Mr. Yglesias portrays Al Qaeda’s war principally as a defensive jihad, or a reaction to the presence of occupying forces on Muslim lands. He believes therefore that the correct way to starve the terrorists of new recruits is to reduce America’s troop presence in the region. To bolster this case, Mr. Yglesias summons scholar Robert Pape’s study of suicide attacks, which finds that the vast majority of such events are launched in response to the presence of foreign soldiers.

That is true, insofar as Al Qaeda, Hezbollah, and Hamas cloak their barbarism in a mid-20th-century anti-colonialist rhetoric for Western audiences. But this analysis of modern Islamic terror fails to account for the imperial aims of the jihadists themselves. Osama bin Laden believes that his defensive jihad extends to what he calls “al-Andalus,” and what the United Nations recognizes as Spain.

Further, Mr. Yglesias overlooks that the vast majority of Al Qaeda’s victims adhere to the very faith this outfit claims to defend. This omission gets the young writer into some trouble. For example, in one of his many critiques of Thomas Friedman, Mr. Yglesias lampoons the New York Times columnist for suggesting after the 2005 elections that Sunni insurgents were not so much at war with America as they were with the Iraqi people. “Whatever else the insurgents of Iraq might be doing, they most certainly were fighting a war against the United States, and to imply otherwise was simply to mislead one’s readers,” he writes. “More to the point, ‘the Iraqi people’ did not have a side in the burgeoning conflict with Iraq, whose cause, after all, was precisely Iraq’s weak sense of national identity.”
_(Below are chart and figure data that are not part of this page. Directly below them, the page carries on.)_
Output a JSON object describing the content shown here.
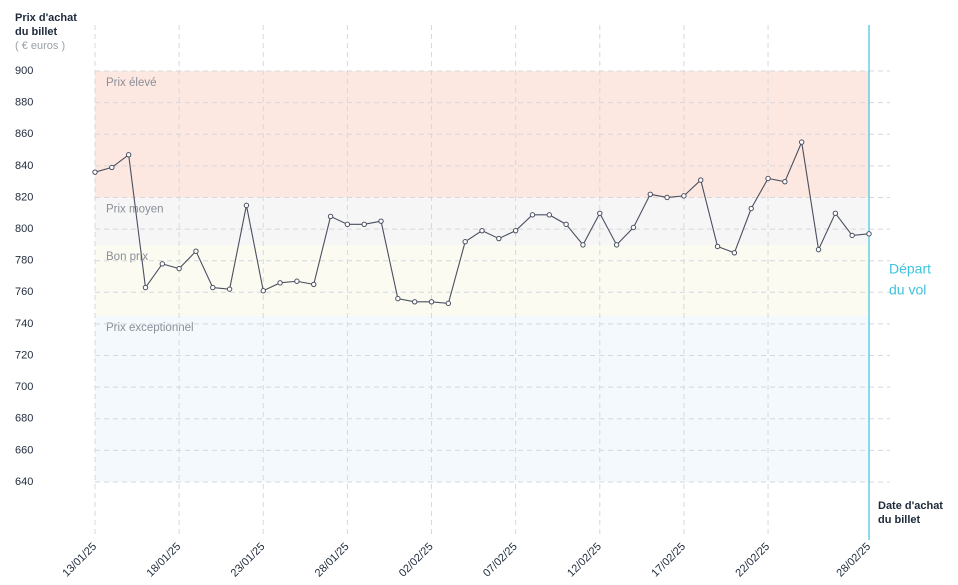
{
  "chart_data": {
    "type": "line",
    "y_title": [
      "Prix d'achat",
      "du billet"
    ],
    "y_unit": "( € euros )",
    "x_title": [
      "Date d'achat",
      "du billet"
    ],
    "categories": [
      "13/01/25",
      null,
      null,
      null,
      null,
      "18/01/25",
      null,
      null,
      null,
      null,
      "23/01/25",
      null,
      null,
      null,
      null,
      "28/01/25",
      null,
      null,
      null,
      null,
      "02/02/25",
      null,
      null,
      null,
      null,
      "07/02/25",
      null,
      null,
      null,
      null,
      "12/02/25",
      null,
      null,
      null,
      null,
      "17/02/25",
      null,
      null,
      null,
      null,
      "22/02/25",
      null,
      null,
      null,
      null,
      null,
      "28/02/25"
    ],
    "series": [
      {
        "name": "Prix",
        "color": "#4a5060",
        "values": [
          836,
          839,
          847,
          763,
          778,
          775,
          786,
          763,
          762,
          815,
          761,
          766,
          767,
          765,
          808,
          803,
          803,
          805,
          756,
          754,
          754,
          753,
          792,
          799,
          794,
          799,
          809,
          809,
          803,
          790,
          810,
          790,
          801,
          822,
          820,
          821,
          831,
          789,
          785,
          813,
          832,
          830,
          855,
          787,
          810,
          796,
          797
        ]
      }
    ],
    "bands": [
      {
        "label": "Prix élevé",
        "from": 820,
        "to": 900,
        "color": "#fde7e1"
      },
      {
        "label": "Prix moyen",
        "from": 790,
        "to": 820,
        "color": "#f6f6f7"
      },
      {
        "label": "Bon prix",
        "from": 745,
        "to": 790,
        "color": "#fbfbf1"
      },
      {
        "label": "Prix exceptionnel",
        "from": 640,
        "to": 745,
        "color": "#f3f9fd"
      }
    ],
    "departure": {
      "label": [
        "Départ",
        "du vol"
      ],
      "color": "#3fc3dd"
    },
    "ylim": [
      640,
      900
    ],
    "yticks": [
      640,
      660,
      680,
      700,
      720,
      740,
      760,
      780,
      800,
      820,
      840,
      860,
      880,
      900
    ],
    "grid": true
  }
}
Whatever else the insurgents might be doing is, however, the entire point. The slain leader of Al Qaeda in Iraq, Abu Musab al-Zarqawi, explicitly says in a letter captured in 2005 that he intends to foment a sectarian war between Shiites and Sunnis, by continuing his mega-terror campaign. Might an organization led by a Jordanian who had pledged fealty to a Saudi sheik based in Pakistan have something to do with Iraq’s “weak sense of national identity”?

Mr. Yglesias never adequately explains the goals of the enemy. It would be helpful to his thesis if the book at least considered the uses of terrorism in the Taliban’s campaign to win control of Afghanistan in the 1990s and to wrest control of the country today from the elected government of President Karzai. There is hardly any discussion of Hassan al-Turabi’s Sudan either, or, for that matter, Iran’s history of using terrorism to advance the emulation of a Shiite Islamic Republic in Lebanon.
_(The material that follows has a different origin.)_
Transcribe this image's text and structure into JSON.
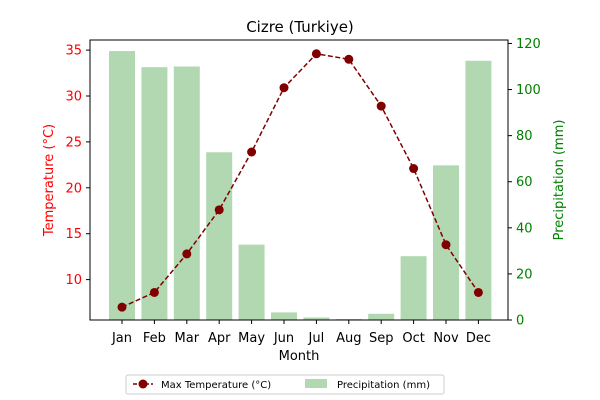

Lacking this crucial context, Mr. Yglesias ends up arguing for American neutrality in the war between Islamic supremacists and the millions of Muslims who live in territory that long ago comprised a lost caliphate. He writes that “the Bush administration actively assisted the government of Ethiopia in its effort to invade and conquer Somalia in order to displace the Islamic Courts Movement that had been serving as that unhappy country’s de facto government,” and that, “in all these cases, the liberal alternative suggests that our main priority should be in the other direction. These conflicts are fundamentally political in nature, and it is their resolution that will undermine support for the global jihad movement.”

This proposition is itself backward, however. The legitimate transitional federal government in Mogadishu pleaded with Ethiopia to reverse what was a Shariah coup; thankfully, the Ethiopians complied. Today, a low-intensity conflict continues in Somalia, but the actual representatives of the “global jihad movement” are in hiding and far weaker.

In the face of such aggression, Mr. Yglesias counsels his party against choosing a side. That’s not so much liberal internationalism as it is illiberal provincialism. Woe to the Democrat who can’t figure out the difference.